During this procedure the dentist will fabricate a tray to hold a bleaching agent. The bleaching agent must then be dispensed in these trays and placed onto the teeth for a prescribed time duration followed by rinsing with water and a fluoride mouth wash.

Tooth Whitening Tray

In-Store / Over-The-Counter

There are a variety of over-the-counter bleaching options available. These include strips, trays and brushes and tooth pastes.

Strips

Whitening strips are one of the most common over-the-counter products available for tooth whitening.

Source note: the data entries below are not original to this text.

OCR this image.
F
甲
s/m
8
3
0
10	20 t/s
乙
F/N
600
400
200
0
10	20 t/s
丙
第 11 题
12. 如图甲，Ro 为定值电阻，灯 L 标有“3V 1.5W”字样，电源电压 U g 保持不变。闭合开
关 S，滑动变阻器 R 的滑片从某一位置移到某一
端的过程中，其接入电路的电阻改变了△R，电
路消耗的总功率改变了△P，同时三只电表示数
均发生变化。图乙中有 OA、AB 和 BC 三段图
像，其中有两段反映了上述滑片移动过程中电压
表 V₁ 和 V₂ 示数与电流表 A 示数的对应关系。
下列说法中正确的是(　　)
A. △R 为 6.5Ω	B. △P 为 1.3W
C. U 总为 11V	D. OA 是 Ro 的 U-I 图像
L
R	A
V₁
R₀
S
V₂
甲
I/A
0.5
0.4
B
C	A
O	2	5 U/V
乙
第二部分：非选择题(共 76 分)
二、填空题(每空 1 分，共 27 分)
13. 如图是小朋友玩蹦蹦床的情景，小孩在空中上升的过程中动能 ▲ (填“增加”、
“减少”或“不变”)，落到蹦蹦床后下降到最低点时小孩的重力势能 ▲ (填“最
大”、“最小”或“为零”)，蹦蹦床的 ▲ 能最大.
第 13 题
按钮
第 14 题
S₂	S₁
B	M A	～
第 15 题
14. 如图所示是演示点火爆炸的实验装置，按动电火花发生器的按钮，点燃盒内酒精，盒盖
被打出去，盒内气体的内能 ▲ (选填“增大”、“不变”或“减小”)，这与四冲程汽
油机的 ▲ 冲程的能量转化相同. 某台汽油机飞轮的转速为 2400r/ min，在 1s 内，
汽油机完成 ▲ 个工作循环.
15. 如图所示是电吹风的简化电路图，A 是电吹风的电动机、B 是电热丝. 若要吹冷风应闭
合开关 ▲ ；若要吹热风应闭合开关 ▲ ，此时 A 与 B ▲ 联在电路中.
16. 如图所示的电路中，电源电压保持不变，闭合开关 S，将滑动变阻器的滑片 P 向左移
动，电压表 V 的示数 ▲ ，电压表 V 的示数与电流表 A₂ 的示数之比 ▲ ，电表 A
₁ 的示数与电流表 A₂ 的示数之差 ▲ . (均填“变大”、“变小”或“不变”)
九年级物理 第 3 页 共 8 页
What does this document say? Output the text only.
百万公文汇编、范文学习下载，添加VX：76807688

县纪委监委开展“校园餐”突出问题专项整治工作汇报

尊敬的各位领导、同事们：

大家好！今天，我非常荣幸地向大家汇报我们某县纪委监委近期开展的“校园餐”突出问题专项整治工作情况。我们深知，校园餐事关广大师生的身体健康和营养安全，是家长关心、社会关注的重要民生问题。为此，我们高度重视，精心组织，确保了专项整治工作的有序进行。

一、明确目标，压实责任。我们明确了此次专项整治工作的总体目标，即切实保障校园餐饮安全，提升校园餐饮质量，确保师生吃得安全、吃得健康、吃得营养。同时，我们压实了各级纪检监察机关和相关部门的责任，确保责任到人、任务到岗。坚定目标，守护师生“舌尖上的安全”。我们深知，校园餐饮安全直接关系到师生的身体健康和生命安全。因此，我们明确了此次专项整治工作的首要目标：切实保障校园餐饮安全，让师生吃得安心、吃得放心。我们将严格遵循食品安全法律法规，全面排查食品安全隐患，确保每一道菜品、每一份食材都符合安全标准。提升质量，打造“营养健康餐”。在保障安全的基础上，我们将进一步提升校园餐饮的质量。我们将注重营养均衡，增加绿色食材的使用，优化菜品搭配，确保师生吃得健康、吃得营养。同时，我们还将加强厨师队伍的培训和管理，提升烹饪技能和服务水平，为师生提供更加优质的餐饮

These are clear strips with a gel in between; the cover is peeled off and the strip with the gel is placed on the teeth. The strip should be kept in contact with the teeth for the time prescribed by the manufacturer.

Tooth Whitening Strips

The disadvantage of the strip system is that the strips can slide easily and have the potential to produce uneven whitening. There are also chances of irritation to the gums and are messy to work with.

Trays

The tray system contains a prefabricated tray which adapts well onto the teeth. They may or may not contain a gel in between. The tray can be worn for the time prescribed by the manufacturer and gives the best results among all the over-the-counter products.

The disadvantage with this system is that the tray may not adapt well to the teeth causing the gel to leak out resulting in soft tissue irritation.

Tooth Pastes

These pastes contain mild enzymes and only remove very mild stains. They should be used like normal tooth pastes twice daily.

Tooth Whitening Tooth Pastes

References:

  1. Tooth Whitening/Bleaching: Treatment Considerations for Dentists and Their Patients ADA Council on Scientific Affairs September 2009.
  2. J.E. Dhal; Tooth Bleaching-a Critical Review of the Biological Aspects;Critical Reviews in Oral Biology & Medicine, July 2003; vol. 14, 4: pp. 292-304.
  3. Howard E. Strassler, Vital Tooth Bleaching: An Update ;University of Maryland Dental School
  4. A Watts & M Addy Tooth discolouration and staining: Tooth discolouration and staining: a review of the literature; British Dental Journal 190, 309 - 316 (2001).
  5. C J Tredwin, S Naik, N J Lewis & C Scully: Hydrogen peroxide tooth-whitening (bleaching) products: Review of adverse effects and safety issues: British Dental Journal 200, 371 - 376 (2006).
  6. Baratieri, Luiz Narciso; Ritter, André Vicente; Monteiro Jr., Sylvio; Caldeira de Andrada, Mauro Amaral; Cardoso Vieira, Luiz Clóvis: Nonvital tooth bleaching: Guidelines for the clinician: Quintessence International. Sep1995, Vol. 26 Issue 9, p597-608. 12p.

Comments

Imayavaramban Tuesday, May 27, 2014

Do using lemon for tooth whitening cause any problem.....??

rrrajaa Tuesday, May 27, 2014

Hi imaya, using lemon cannot be supported as it can cause erosion of the Dental enamel as it contains citric acid, which even can cause gastritis in person who are having acidity.

vaishali9524 Thursday, May 15, 2014

What is the average cost of in-office tooth whitening??